The Pitié started life as a gunpowder factory and has served as a prison for prostitutes and a home for the criminally insane over the centuries. Famous in-patients in the modern era have included Ronaldo, Michael Schumacher, Valérie Trierweiler and if you like the macabre, the operating theatre where they sliced out a chunk of my colon was also where Princess Diana breathed her last. When you first arrive there it appears to be the size of a city, but the more you go back, the smaller it gets. I had to return there the other day to pick up a coat I'd left behind. It felt like I was going to work on my day off.

My partner Claire told me it was a year to the day that I came out about my illness from when they first found a tumour, during what I assumed was a routine colonoscopy. I suppose a year is long enough to keep these things to yourself, though what surprised me most was how many people I thought I knew quite well who contacted me to tell me they'd gone through - or were going through - something similar. When I say many, I mean I couldn't count them on one hand. Most wanted to keep quiet about it themselves, confirming my suspicions about stigmatisation that I spoke about in my last blog. Last Wednesday turned out to be an emotional day for me, and a busy one too.
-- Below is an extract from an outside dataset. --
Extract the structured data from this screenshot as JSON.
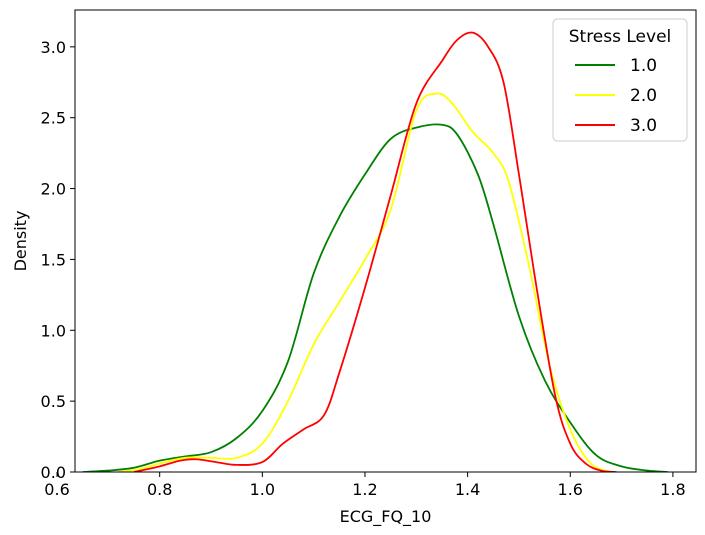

Another important personal anniversary is coming up, a milestone in any recovering alcoholic's life. On Sunday I celebrate five years clean and sober. The malady has taken the shine off it a bit, but then I don't suppose I could have got pissed to celebrate anyway. Instead I'll be doing the Paris 10k, which is far enough from my last chemo session to be manageable. I should probably pick up a chip at an AA meeting, though I've not attended one in months. In meetings they ask that you share exclusively about alcohol, but to be honest - even through this whole nightmare I've not felt like a drink - which makes sharing difficult and I end up wondering why I'm there. I love my life too much here in Paris with Claire to want to jeopardise that, and besides, I only have enough money now for vinyl and books, and drinking looks expensive these days! I've come a long way and I have no intention of stepping backwards, no matter how often those in recovery tell me to keep going to meetings to keep reminding myself. The 12 Steps has served me well up to now, so I don't want to denigrate the process, but right now the programme feels inadequate.

In meetings other people's problems are trite to me, handing it all over to a higher power of your own delusion is folly. The cold reality of machinery, injections, scans, yet more scans, endless waiting, pills, suppositories, more pills, radiotherapy, chemotherapy, waking up three times a night to go to the toilet, excruciating pain when you do, operations, being shaved in intimate places by strangers in scrubs, being forced to wear a bloody hairnet, having to sleep on a rubber mattress away from the person you love because you're too sick to go home, these things just can't be remedied by lofty claims about a God of your own choosing and a bunch of pseudoscience, though the meditation practices I learnt from 12 steppers helps, as does a steady drip of morphine. It's very bad manners of me given the hours my sponsor and others spent sorting my contorted little brain out back in the bleak days of 2010, and without them I wouldn't have made it I don't think, but the God of my own choosing - were he or she to exist - would have the good grace to expunge the world of all stupid cancers. Perhaps there should be a 13th step: We were told to get over ourselves, and we did eventually, when we realised we weren't the only poor sods in the world having a hard time. Anyway, this is the end... of the blog at least. À la prochaine.